Thank you for sharing your story Joanne. As you know, suicide attempt prevention is a cause near and dear to me that I write about and using my prompt in the manner that you did will help readers avoid attempts or help them help others.
I agree that suicide is neither selfish nor cowardly. Personally, I also don't see it as courageous. It doesn't have to be labeled any of those things, it just needs to be understood and those that label it selfish and/or cowardly do not understand.
You said that the deep depression that leads to suicide is so deep that one feels nothing. As I understand it, the professionals label that state anhedonia--the lack of ability to feel any pleasure from anything in life. It seems you may have been there but that your niece's call snapped you out of it--you were able to feel her love.
That story of the call coming at just the right time and it being the hand of god, or perhaps a guardian angel that prompted her to call, reminds me of this anecdote that I have included in a few of my stories and I'm sure you recall it and I am dropping it here to help others:
"During my first and mostly forgotten foray into the 12-Stepverse [way back in 1996], the rehab took us to a “meeting.” The speaker told the story of his suicidal ideation. He had terrible insomnia along with alcoholism. He would stay up nights, drinking in his basement, planning his family-annihilation-suicide. He spent many a night meticulously planning for and rigging the boiler to explode to take out himself, his wife, and his children as his loved ones slept. Then, the night he was ready to pull the switch — he fell asleep.
Listening to him tell that story was the first time I felt the follicle-exciting surge of energy pulsing through my body that announces the presence of entities from the “other side.” It was the first time I felt the presence of God in my life. A presence I later forgot about for too long, but God never forgot about me."

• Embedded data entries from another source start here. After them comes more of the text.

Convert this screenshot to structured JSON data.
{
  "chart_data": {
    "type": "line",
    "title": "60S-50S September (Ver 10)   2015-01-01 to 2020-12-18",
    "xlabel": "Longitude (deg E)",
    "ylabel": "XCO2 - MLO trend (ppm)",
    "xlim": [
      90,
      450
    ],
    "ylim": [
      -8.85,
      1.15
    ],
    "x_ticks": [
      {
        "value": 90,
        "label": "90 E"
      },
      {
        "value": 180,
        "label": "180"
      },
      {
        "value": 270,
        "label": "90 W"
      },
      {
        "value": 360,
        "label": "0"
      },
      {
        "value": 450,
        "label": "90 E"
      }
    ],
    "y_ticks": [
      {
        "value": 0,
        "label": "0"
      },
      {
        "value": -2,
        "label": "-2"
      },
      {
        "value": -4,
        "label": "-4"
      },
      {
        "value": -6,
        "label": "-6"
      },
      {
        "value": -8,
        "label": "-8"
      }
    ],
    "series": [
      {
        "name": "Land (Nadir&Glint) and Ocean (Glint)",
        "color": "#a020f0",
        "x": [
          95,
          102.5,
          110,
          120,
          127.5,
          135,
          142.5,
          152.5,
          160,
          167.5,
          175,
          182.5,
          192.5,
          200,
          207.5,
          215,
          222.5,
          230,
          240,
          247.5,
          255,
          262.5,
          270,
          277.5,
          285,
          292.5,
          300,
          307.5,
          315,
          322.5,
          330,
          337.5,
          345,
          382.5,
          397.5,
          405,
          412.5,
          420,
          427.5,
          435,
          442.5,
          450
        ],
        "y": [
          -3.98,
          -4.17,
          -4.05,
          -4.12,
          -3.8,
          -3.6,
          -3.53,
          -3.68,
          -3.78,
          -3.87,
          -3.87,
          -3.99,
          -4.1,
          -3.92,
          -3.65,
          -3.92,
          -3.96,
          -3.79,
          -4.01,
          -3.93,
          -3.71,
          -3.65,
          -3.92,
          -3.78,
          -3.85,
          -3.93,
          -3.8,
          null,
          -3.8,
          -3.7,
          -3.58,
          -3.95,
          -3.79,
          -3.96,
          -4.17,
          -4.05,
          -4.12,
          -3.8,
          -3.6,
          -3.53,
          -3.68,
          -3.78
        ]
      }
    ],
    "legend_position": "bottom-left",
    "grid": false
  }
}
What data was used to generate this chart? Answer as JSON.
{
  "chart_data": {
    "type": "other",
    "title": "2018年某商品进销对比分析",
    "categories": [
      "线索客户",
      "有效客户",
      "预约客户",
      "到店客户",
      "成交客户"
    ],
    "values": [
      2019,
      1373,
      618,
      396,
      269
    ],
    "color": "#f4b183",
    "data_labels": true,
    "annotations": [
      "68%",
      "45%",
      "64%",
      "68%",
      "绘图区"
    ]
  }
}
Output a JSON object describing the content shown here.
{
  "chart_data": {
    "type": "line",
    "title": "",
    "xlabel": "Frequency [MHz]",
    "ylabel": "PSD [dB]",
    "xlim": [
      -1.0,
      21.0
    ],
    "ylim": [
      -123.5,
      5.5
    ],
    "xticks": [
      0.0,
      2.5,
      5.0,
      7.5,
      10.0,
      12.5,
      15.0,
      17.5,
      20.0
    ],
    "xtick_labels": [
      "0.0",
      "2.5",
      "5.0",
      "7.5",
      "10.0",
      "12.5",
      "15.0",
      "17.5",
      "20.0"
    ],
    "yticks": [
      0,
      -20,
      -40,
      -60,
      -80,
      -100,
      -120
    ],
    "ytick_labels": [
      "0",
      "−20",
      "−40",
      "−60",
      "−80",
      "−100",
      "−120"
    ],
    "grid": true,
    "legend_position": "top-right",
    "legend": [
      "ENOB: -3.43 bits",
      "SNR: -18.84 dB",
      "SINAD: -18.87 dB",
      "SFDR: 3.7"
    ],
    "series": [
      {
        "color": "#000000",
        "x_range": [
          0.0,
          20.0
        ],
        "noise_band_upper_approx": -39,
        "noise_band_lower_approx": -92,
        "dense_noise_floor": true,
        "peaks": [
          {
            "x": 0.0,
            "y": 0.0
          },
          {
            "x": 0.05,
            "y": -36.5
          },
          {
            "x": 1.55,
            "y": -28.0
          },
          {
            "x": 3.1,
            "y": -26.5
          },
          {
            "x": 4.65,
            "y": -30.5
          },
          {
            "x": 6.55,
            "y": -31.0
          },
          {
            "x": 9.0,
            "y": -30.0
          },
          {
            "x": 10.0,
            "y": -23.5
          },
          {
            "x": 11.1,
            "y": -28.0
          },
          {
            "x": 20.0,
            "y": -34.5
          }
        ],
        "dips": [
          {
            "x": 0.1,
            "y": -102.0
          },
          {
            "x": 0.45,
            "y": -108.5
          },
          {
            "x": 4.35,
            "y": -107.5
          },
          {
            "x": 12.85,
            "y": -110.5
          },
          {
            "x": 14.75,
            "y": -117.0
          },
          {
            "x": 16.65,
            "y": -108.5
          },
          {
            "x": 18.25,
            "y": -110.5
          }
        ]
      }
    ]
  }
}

I want to add that many people who have lost loved ones to suicide blame themselves for not making a call like your niece did, and they absolutely should not blame themselves. When a suicide is successful there is nothing anyone could have done to stop it. Our dates of death, but not the how, are "written" before we are ever born. That is why suicide is pointless and worse, very harmful to the loved ones left behind, particularly children.